Po skończeniu lektury stwierdzam, że powieść mi się podobała. Jestem zaintrygowana przebiegiem zdarzeń jaki miał miejsce w trzeciej części serii U4. Historia zawarta na kartach tej książki wynagrodziła mi antypatię do głównego bohatera.

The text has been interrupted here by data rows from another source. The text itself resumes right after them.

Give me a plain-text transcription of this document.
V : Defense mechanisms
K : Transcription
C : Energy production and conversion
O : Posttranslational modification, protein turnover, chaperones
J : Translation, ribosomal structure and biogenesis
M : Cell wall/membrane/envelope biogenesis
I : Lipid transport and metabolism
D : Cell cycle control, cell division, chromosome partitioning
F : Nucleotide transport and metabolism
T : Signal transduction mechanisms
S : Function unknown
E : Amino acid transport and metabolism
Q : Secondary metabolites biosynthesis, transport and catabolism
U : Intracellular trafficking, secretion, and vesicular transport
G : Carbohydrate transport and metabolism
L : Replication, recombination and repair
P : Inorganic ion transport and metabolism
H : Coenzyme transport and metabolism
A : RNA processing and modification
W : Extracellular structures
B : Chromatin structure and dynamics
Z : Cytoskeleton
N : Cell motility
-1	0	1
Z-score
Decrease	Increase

To była przerażająca przygoda, ale warta polecenia. 


Wydawnictwo - Polarny Lis 
Seria - U4 ( część 3.) 
Data wydania - 15.02.2017 
Liczba stron - 439


Za możliwość przedpremierowej lektury dziękuję wydawnictwu Polarny Lis! 

2 komentarze:

  1. O, miałam możliwość recenzowania serii, ale stwierdziłam, iż mimo są napisane przez różnych autorów - dobrze by było przeczytać wszystkie a nie tylko dwie ostatnie :) może kiedyś uda mi się to przeczytać :)

    OdpowiedzUsuń
  2. Uwierzcie: STRATA CZASU. To nie jest żadna fantastyka, ale kiepskie i rozwlekłe ROMANSIDŁO. Jeśli to miała być najlepsza część serii, to wolę nie zarażać się pozostałymi!
    Autorka nieudolnie próbuje wcielić się w rolę młodego chłopaka - czego efektem jest nachalnie sztuczna i rażąco fałszywa w odbiorze zbitka grzeczniutkiego słodziaka, któremu przydarzają się nieciekawe i w 100% przewidywalne przygody.
    Książka być może będzie się podobać zakompleksionym gimnazjalistkom szukającym miłosnych opowiastek w literaturze, bo nie mogą ich znaleźć w prawdziwym życiu.
    Czytałem do końca, wierząc, że może w finale zdarzy się coś ciekawszego, jakaś volta dla której warto było przecierpieć znużenie treścią książki. Niestety NIC się nie wydarzyło. Monotonna narracja i nuda do samego końca.
    OCENA OSTATECZNA: Gorsze to niż romansidła z 20-lecia międzywojennego. Nie trać czasu na ten chłam - znajdź coś, co nie zmarnuje paru godzin Twego życia.